En la misma línea, el intendente del partido de La Costa, Cristian Cardozo, envió un comunicado pidiendo que “seamos responsables y solidarios. Son semanas muy importantes para cuidarnos. Cuanto más tiempo estemos todos y todas en nuestras casas, más rápido vamos a lograr bajar el nivel de contagios y más cerca estaremos como país de ganar esta pelea. No bajemos los brazos". En todos los accesos al distrito, fuerzas de seguridad impiden el paso de todo aquel que pretenda ingresar y no tiene el DNI con domicilio en el distrito.

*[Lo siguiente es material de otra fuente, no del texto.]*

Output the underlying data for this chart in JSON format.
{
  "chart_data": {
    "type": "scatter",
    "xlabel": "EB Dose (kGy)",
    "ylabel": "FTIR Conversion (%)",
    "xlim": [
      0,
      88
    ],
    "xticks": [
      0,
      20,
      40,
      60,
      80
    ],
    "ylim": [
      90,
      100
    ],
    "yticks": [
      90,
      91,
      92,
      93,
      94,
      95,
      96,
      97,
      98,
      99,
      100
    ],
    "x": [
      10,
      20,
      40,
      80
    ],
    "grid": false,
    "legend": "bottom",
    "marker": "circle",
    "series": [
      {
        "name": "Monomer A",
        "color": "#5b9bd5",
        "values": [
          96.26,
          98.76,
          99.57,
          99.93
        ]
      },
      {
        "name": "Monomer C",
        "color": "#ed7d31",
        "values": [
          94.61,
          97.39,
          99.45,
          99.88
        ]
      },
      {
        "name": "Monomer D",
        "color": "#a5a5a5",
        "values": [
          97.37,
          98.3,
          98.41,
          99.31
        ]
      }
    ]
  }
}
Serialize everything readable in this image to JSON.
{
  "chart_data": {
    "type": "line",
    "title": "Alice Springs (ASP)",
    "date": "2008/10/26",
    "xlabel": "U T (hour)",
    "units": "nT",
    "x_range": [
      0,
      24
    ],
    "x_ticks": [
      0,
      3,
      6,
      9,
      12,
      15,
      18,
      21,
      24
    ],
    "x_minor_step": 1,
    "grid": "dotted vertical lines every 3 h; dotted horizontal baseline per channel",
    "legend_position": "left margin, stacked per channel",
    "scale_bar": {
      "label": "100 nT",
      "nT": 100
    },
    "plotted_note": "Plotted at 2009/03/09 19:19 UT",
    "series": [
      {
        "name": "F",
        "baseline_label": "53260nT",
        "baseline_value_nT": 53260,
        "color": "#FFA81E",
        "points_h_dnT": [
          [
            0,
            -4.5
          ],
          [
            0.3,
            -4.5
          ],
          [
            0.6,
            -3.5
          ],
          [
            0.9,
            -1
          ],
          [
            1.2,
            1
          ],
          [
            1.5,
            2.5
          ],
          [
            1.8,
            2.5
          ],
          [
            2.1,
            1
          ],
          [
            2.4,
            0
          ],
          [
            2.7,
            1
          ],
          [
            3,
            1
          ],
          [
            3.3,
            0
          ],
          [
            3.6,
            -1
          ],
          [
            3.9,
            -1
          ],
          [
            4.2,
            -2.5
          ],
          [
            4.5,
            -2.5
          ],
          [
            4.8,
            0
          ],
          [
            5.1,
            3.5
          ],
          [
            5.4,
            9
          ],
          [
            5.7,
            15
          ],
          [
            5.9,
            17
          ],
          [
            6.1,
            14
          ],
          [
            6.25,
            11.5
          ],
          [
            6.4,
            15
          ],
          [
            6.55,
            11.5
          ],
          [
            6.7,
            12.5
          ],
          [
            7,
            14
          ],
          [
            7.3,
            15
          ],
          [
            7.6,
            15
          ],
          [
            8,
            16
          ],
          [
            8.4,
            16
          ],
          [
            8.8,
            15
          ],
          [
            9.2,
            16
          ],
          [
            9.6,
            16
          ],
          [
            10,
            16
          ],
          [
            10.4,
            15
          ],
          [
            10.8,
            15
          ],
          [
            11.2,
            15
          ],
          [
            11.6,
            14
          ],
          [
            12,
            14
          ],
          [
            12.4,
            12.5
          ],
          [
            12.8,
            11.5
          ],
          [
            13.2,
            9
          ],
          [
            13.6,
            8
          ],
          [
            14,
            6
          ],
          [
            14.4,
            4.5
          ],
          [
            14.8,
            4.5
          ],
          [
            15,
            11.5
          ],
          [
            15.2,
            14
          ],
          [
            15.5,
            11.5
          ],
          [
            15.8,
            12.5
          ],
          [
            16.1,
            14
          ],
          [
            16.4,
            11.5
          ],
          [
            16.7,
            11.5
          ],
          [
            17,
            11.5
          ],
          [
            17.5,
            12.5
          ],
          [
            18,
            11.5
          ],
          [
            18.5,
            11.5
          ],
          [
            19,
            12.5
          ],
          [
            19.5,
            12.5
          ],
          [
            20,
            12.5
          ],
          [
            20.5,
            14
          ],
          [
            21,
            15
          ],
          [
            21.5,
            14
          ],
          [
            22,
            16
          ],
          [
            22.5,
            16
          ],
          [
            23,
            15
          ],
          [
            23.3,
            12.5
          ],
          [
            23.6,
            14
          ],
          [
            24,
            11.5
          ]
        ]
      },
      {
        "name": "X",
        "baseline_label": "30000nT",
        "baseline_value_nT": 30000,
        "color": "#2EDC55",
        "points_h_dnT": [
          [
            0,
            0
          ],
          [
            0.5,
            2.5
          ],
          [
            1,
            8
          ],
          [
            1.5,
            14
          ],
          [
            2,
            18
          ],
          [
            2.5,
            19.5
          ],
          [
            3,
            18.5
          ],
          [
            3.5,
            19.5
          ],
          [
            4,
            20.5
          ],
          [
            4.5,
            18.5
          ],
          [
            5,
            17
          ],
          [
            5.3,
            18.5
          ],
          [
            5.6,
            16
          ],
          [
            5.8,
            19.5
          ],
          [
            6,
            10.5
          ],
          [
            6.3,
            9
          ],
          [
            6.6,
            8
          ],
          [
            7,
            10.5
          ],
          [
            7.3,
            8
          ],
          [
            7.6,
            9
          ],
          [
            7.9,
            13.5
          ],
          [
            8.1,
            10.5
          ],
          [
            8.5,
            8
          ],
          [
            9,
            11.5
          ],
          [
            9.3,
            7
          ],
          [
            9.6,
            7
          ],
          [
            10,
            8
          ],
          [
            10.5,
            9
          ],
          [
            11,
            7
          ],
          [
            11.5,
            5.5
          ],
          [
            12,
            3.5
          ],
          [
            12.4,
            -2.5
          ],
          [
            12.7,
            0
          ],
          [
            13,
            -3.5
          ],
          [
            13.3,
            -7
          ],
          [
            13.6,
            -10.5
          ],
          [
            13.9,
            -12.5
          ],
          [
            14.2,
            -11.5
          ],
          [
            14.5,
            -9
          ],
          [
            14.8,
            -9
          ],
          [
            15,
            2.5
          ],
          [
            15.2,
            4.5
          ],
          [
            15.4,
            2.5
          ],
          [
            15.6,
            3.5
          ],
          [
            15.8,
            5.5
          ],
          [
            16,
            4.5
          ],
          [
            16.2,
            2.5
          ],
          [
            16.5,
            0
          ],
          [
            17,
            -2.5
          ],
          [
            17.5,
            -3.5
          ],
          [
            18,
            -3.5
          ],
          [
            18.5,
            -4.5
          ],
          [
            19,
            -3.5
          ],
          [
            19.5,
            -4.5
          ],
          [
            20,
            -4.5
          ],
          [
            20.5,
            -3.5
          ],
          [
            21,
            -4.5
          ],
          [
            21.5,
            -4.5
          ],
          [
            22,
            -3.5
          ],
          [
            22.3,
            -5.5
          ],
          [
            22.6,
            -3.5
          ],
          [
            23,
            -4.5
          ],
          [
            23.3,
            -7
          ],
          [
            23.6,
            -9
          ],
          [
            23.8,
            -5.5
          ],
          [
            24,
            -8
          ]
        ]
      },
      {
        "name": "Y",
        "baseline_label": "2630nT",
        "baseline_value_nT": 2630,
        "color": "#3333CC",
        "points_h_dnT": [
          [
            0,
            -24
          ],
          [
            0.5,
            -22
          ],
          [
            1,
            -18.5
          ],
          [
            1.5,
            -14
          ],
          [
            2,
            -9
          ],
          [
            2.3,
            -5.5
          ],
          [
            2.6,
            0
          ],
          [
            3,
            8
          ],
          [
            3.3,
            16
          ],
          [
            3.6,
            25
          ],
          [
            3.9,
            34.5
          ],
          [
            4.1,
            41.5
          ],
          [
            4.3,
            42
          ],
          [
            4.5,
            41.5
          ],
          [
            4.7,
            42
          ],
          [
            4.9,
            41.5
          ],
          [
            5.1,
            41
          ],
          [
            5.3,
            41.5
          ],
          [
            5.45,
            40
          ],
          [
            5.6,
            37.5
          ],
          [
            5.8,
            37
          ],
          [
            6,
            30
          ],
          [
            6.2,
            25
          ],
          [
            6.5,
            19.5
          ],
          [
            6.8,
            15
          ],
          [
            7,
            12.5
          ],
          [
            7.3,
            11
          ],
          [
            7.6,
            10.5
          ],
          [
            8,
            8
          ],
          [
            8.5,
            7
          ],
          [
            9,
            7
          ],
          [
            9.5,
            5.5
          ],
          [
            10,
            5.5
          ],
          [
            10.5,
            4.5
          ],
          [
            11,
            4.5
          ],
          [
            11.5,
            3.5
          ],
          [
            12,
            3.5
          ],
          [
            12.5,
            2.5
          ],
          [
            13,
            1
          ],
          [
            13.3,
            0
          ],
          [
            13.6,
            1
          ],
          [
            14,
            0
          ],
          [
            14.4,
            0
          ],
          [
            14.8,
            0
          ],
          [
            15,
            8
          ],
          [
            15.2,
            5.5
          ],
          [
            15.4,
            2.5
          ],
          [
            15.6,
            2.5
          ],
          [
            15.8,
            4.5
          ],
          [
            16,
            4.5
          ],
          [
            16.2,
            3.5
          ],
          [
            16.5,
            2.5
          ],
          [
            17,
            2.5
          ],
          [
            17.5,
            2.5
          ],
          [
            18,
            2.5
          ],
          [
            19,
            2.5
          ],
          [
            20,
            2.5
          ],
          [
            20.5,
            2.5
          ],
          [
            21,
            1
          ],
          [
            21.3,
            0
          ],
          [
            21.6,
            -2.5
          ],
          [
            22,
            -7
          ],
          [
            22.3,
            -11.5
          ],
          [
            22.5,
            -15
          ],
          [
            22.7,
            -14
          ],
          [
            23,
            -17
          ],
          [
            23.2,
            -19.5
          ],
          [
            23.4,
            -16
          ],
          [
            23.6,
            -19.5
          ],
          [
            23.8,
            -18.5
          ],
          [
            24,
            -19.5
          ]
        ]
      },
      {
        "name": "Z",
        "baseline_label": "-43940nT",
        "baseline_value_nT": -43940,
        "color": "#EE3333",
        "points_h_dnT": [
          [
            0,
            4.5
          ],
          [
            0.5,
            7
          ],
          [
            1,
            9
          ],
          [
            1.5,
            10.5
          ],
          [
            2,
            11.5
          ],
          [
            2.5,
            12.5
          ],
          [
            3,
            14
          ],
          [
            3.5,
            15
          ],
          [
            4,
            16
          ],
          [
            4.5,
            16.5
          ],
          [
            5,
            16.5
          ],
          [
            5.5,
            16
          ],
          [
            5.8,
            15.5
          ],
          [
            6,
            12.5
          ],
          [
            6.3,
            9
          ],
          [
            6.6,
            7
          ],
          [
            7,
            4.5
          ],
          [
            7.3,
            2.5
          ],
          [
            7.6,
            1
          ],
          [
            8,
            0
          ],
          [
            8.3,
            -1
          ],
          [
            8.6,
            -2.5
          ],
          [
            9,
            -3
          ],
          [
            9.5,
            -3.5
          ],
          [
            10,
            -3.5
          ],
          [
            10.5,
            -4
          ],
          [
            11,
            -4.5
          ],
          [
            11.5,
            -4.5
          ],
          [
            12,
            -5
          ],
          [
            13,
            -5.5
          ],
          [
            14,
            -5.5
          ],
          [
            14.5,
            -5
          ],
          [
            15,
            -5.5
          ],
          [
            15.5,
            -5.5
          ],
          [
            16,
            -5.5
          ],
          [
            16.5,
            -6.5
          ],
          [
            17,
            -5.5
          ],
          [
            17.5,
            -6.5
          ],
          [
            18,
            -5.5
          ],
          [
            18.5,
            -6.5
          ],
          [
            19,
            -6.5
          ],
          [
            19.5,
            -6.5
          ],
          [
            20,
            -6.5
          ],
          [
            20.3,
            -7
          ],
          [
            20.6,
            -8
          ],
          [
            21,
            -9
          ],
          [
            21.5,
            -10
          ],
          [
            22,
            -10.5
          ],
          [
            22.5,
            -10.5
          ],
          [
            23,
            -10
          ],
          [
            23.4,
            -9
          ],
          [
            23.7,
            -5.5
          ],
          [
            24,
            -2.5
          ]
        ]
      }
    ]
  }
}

En una situación compleja, ya que todos los distritos cuentan con el turismo como principal actividad, los distritos de la costa se ven en la obligación de bloquear los accesos con el fin de preservar la salud de los vecinos. Un blindaje que permite diferenciar su realidad de la del AMBA y que, hasta el momento, parece dar resultado.